Week 21 - Worst Case Scenerios

Last weekend, my friend Candice asked me if my furnace has kicked in yet. With a very confused look on my face, she clarified she meant my internal furnace.

The answer is no. In fact, I’m still freezing all the time. Baby has stolen all my warmth. In fact, baby has stolen my sanity as well.

The other night, Bryan and I were taking a nap. Bryan went and stretched out his arm.

“What’s wrong? What’s wrong with your arm?”

“Oh, it just fell asleep. It feels a little numb and tingly, that’s all”

“You could be having a heart attack. How are you feeling? How’s your chest? Are you breathing ok?”

“This is my right arm, Carly. I’m not having a heart attack. It just fell asleep.”

“I think it affects the right arm too. Can you just tell me how you’re feeling? Is there any pain in the chest?”

“I don’t feel anything. I’m fine.”

“I’m not crazy.”

“I know.”

I’ve also started reading stories on the grief and loss board with this online forum I joined. I can’t tell you what prompted me to do this. (I can just hear it, "Why would you do that to yourself?!) All I can tell you is that on days where I feel like baby is taking my everything, I know how lucky I am to be able to celebrate the weekly milestones.  I was just reading another blog and the writer did the exact same thing with her second baby. She said:

“Just knowing that horrible things can happen in pregnancy will never “prepare” you for them, if they happen to you. It won’t make things hurt less or make you fold your hands quietly in resignation while the doctor delivers bad news. It does, however, remind me to cherish every moment I do get with my baby, even the uncomfortable “is it October yet?” moments. If something were to go wrong and these weeks of pregnancy were all I ever got to experience with this child, that wouldn’t make him less real. Less of my ever-so-loved-already son, who has his big brother’s mouth and his own name and his own place in our family.”

“One of the biggest surprises about pregnancy and parenthood is that you really do start to feel it all, in a way you’ve never experienced before. That happiness and sadness and fear and doubt and worry and joy and love are so unbelievably mixed and jumbled up together that you can’t separate them out anymore, and to ignore the bad is to do a disservice to the good.”

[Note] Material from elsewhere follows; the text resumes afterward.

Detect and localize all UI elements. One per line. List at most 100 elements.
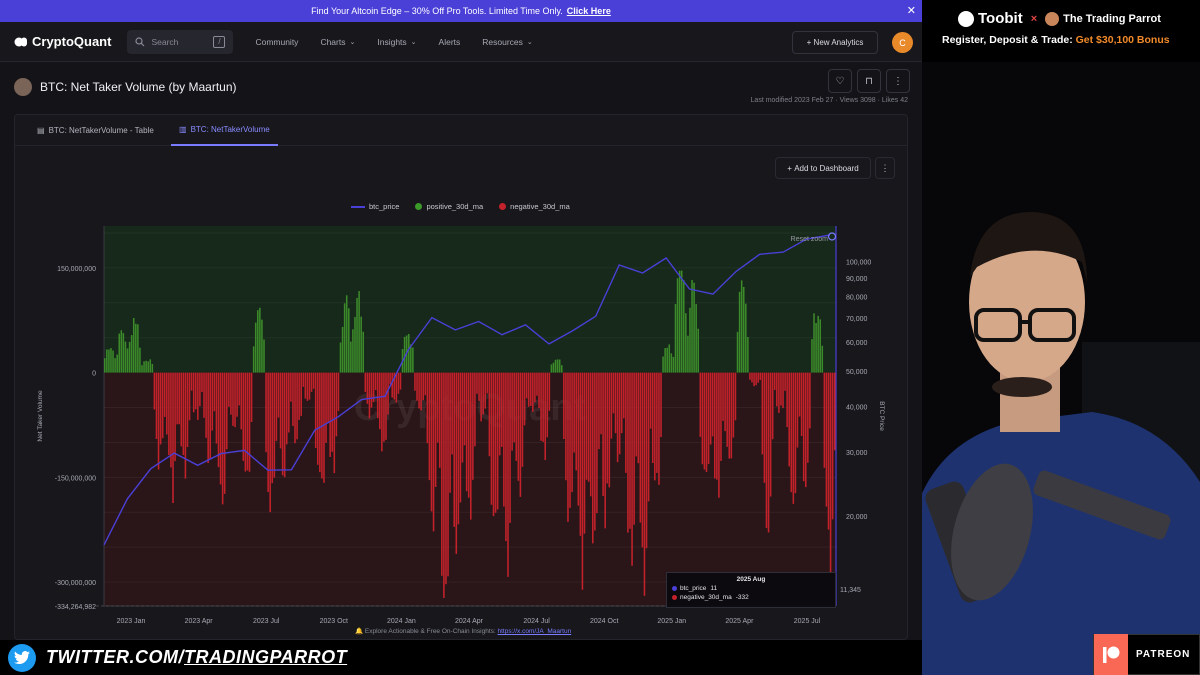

There is no logic when you’re pregnant. You just feel, all the time. It’s not a valve you get to shut off. So while some of you might think I’m just a crazy pregnant woman who is dramatic and overreacting, I’m ok with that. Because before this pregnancy, I would think this is ridiculous too. I never thought that in 21 weeks, I could be in love with someone that I haven’t even met yet. This is the part that no matter how many books you read or how many stories you’ve heard, you never quite understand the magnitude of unconditional love until you experience it.

Like right now – I so meant for this to be a funny post with my insanity. What came out of my brain? Giant ball of hormones.

Don’t worry guys, only another 19 weeks to go.